I wasn't frightened, imagining them looking down at me at night, but somehow mildly annoyed, wishing they would mind their own business, and leave me to do what I wanted with my life, not live up to theirs.

How great a cloud of witnesses they are, these fallen, who take their places in the rafters of our old house, the one we all live in, the one where we are free to live our own lives. Maybe we sometimes wish they weren't there. Because they remind us that sacrifice is unpleasant, and unfair, and mostly hard, and painful, and unsung. But today they remind us that it is possible, and that for generations before us, ordinary people have done extraordinary things. And this great cloud of witnesses, whispers, and cajoles, and encourages, from the stillness of the rafters, for us to do the extraordinary too.

The iced-tea stories of our lives

We attended an event last week, a lovely event where people doing great things in our city had a chance to tell their story. We were happy there, sharing dinner, seeing faces of children and parents, smiling, lives changed, so eager for everything to be right about this chance.

And then she spilled the tea, the woman standing behind my chair, trying carefully to serve everything so precisely. It was a simple thing. A tilt of the tray became a cascading stream of tumbled glasses and flowing tea, sweetened and iced, and some of it landed on me, running down my arm mostly, and seeping through the side of my dress between me and the seat cushion, becoming a cold, sticky damp feeling. It was not much. It was a lovely event. But the woman behind my chair, trying carefully to serve everything so precisely, vanished. And all she remembers about the night is the iced tea.

I know. I once lost the pastor's grandson from my Sunday School room. It was a simple thing. On a November day while too many parents and children came and went through the classroom door, he was simply gone, with his parents searching the room for him, and then the hallways, and then frantic others joining to look, until they found him. And after we had driven home, my family and me, I crawled back into the garage and into the car, to sit alone until the shame of it had cooled from my skin.

C.S. Lewis paints a picture of hell as a place where we are constantly moving away from each other. To be alone, to be in control, to be the center of our own god-shaped soul, this is what we desire most. Not to be close enough to spill, and lose children, and make messes in each other's lives that cause us shame.

It's not the messes, but the shame we give up to be together. And the opposite of hell is the place where we are together, living the iced-tea stories of our lives.

What is this thing called grace?

What does this word, "grace," mean? What does grace have to do with playing with shoe boxes and toy tractors in the lawn behind the house? The grass seemed so huge, and we thought, in our minds, for a minute that we might be helping. We sat in the grass, seeing it close up, cutting it with that hand-held clippers, mostly rust with some red flecks of paint still clinging to its handle, enough to feel both rough and smooth against our skin.

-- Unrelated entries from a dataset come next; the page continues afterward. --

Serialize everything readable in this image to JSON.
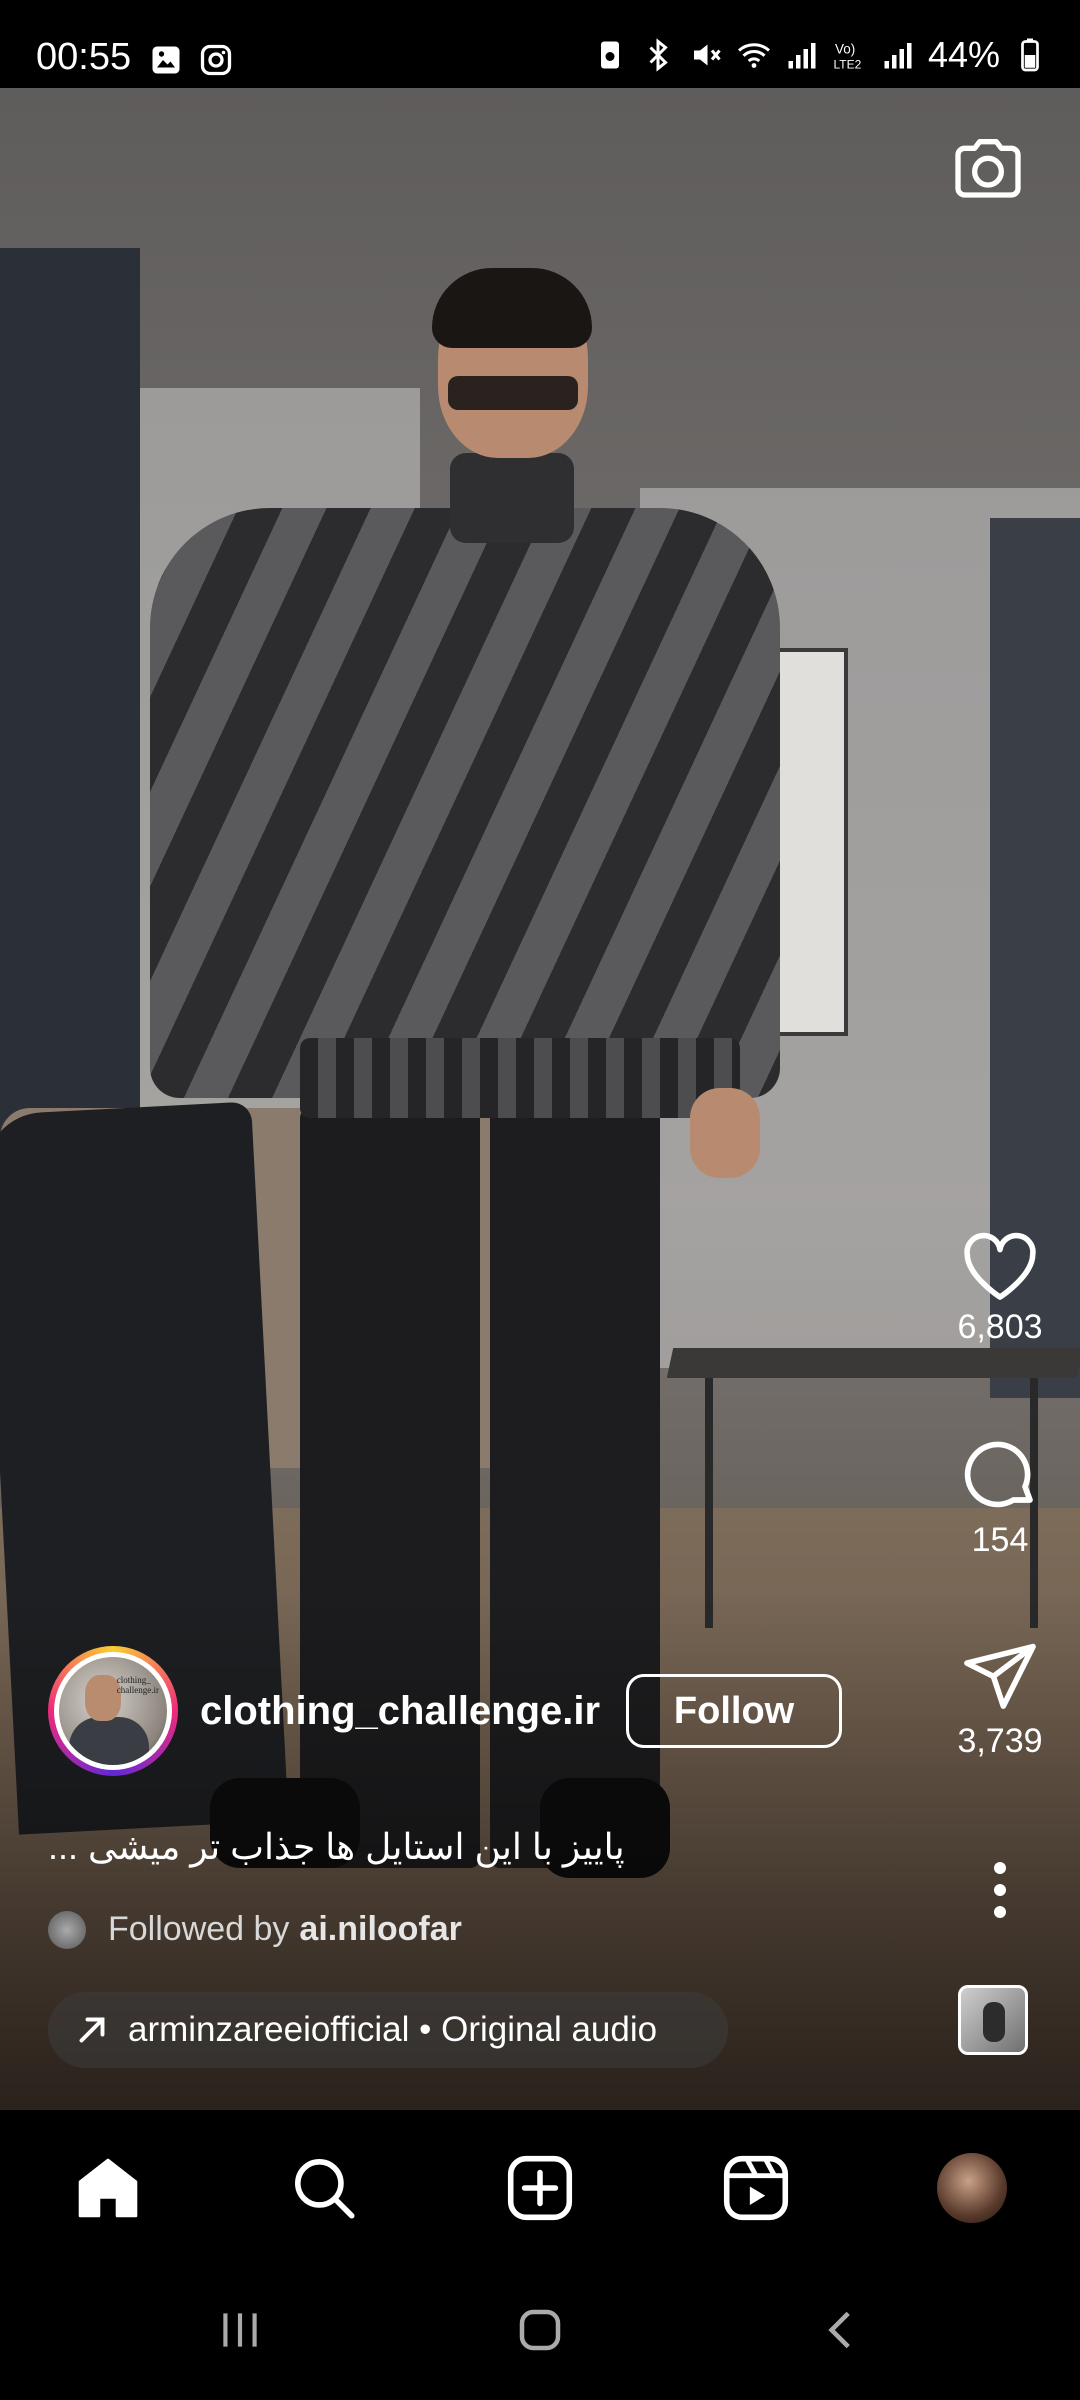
{
  "status_bar": {
    "time": "00:55",
    "battery_percent": "44%",
    "icons_left": [
      "gallery-icon",
      "instagram-icon"
    ],
    "icons_right": [
      "battery-saver-icon",
      "bluetooth-icon",
      "mute-icon",
      "wifi-icon",
      "signal-icon",
      "volte-icon",
      "signal-icon",
      "battery-icon"
    ],
    "volte_label": "Vo)\nLTE2"
  },
  "reel": {
    "camera_icon": "camera-icon",
    "likes": "6,803",
    "comments": "154",
    "shares": "3,739",
    "author": {
      "username": "clothing_challenge.ir",
      "avatar_tag": "clothing_\nchallenge.ir",
      "follow_label": "Follow"
    },
    "caption": "پاییز با این استایل ها جذاب تر میشی ...",
    "followed_by_prefix": "Followed by",
    "followed_by_user": "ai.niloofar",
    "audio_label": "arminzareeiofficial • Original audio"
  },
  "bottom_nav": {
    "items": [
      "home-icon",
      "search-icon",
      "create-icon",
      "reels-icon",
      "profile-avatar"
    ]
  },
  "system_nav": {
    "items": [
      "recent-apps-icon",
      "home-button-icon",
      "back-icon"
    ]
  },
  "colors": {
    "background": "#000000",
    "text": "#ffffff",
    "story_ring_start": "#f9ce34",
    "story_ring_mid": "#ee2a7b",
    "story_ring_end": "#6228d7"
  }
}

My mother was the one who cut the grass, those big lawns, with the self-propelled mower that took you along with it if you held tight to the handle while it bounced over the bumps of dirt and occasional ant-hills. It was a farmer's lawn. My mother, who worked too hard and wrapped her anger around her like a fuzzy shawl, because the men ran the farm, milked the cows, mowed the hay.

They mowed the hay in fields so big, that at night, during haying season, my father would sit at supper with a fine green veil of hay dust clinging to his face, just to the line where his cap covered his forehead. He and the hired hands took the big tractors, and the truck, and the hay wagons out to those fields, where you could look far out over that same green hue, lightened by the sun.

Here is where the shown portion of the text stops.